En effet, à part, les quelques Libanais, Marocains et autres nationalités qui sûrement sont devenus de vrais dakarois, pas d’étrangers qui traînent dans la nuit. Tout est désormais clair. Suite aux attentats de Bamako, Dakar a pris peur. Mais qu’en est-il des sites touristiques très prisés par les occidentaux ?
Le Lac Rose tout pâle
Il a fallu attendre le lendemain matin pour s’offrir une virée et mesurer l’impact des attentats de Bamako sur les sites touristiques. Samedi dernier, il sonnait 11h 20 minutes au Lac Rose. A part les commerçants qui ont installé leurs étals d’art sur le site et ceux qui travaillent le sel recueilli du lac, aucun visiteur n’est présent. Interrogé, Papis Diallo, guide touristique informe que «la saison est quasi nul. Tout est désert par ici depuis quelques temps. Ce n’est pas forcement les attentats qui ont fait qu’il n’y a pas de touristes. Mais c’est un constat, depuis plusieurs mois, ce n’est pas le grand rush…» Le Sénégal subira-t-il, sur le plan touristique, les conséquences des attentas en France et au Mali, des pays qui tout de même lui sont proches à vol d’oiseau ? En tout cas, des mesures sont en train d’être prises pour rassurer la communauté européenne et les nombreux visiteurs. Au Lac rose par exemple, l’hôtel Salim a pignon sur la rue. Il est très fréquenté par la communauté européenne. Et ce samedi, au détour d’une visite sur les lieux, force est de constater que des mesures sécuritaires y sont prises. D’abord, l’entrée de l’hôtel, autrefois perméable, est désormais très inspectée. Des gardiens positionnés, fouillent systématiquement le coffre de toutes les voitures, même celles avec plaque diplomatique avant de les laisser entrer. «Nous avons effectivement reçu des consignes» renseigne le préposé à la porte.

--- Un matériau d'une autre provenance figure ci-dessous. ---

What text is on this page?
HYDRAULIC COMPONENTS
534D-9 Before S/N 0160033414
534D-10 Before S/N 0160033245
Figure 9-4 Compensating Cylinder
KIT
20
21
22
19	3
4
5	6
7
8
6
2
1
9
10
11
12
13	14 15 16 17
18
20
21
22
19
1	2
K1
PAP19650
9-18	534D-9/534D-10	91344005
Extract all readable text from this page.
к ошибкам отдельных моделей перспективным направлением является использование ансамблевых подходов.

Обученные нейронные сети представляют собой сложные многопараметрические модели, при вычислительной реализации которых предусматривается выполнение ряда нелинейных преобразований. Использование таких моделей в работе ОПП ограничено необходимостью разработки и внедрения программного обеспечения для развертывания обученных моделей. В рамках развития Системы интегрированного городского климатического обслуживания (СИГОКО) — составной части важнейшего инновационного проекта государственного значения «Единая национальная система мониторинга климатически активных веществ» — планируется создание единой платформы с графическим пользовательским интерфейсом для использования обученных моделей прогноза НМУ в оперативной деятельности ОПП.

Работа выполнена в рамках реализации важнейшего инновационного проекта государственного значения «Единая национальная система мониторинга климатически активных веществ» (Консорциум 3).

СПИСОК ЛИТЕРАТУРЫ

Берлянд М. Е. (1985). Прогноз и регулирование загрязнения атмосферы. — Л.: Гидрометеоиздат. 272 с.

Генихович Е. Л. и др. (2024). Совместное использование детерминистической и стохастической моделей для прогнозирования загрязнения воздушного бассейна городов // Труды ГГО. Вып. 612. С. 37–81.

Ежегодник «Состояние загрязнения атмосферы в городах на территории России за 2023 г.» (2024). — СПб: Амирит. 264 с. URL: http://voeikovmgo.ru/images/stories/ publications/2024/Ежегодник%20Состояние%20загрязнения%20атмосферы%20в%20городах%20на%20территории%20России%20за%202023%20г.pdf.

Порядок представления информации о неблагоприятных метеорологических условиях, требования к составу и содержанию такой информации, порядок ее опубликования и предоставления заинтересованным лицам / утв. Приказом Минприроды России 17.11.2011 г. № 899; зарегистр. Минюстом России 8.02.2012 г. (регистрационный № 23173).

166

A l’intérieur, quelques agents, pistolet en bandoulière, laissent bien visibles leur arme. Ils font la ronde. Sûrement pour parer à toute éventualité. Sur les lieux, quelques agents de diverses structures sont en réunion. Ils ont quitté Dakar pour travailler dans le calme. Il y avait aussi quelques touristes européens qui étaient attablés au restaurant ou profitaient du soleil, loin des tumultes et des soucis jihadistes. Accrochés pour les faire réagir sur la situation. Aucun n’a voulu s’exprimer. Sauf un serveur qui, pour sûrement rassurer sa clientèle, réagit à nos interpellations sans y être invité : «le Sénégal, ce n’est pas le Mali. Ici, il n’y a pas ces choses là. Il ne faut pas chercher d’histoire…» Soit ! Il faut tout de même continuer de faire très attention. Puisque comme le dit l’adage : «Cela n’arrive pas qu’aux autres.»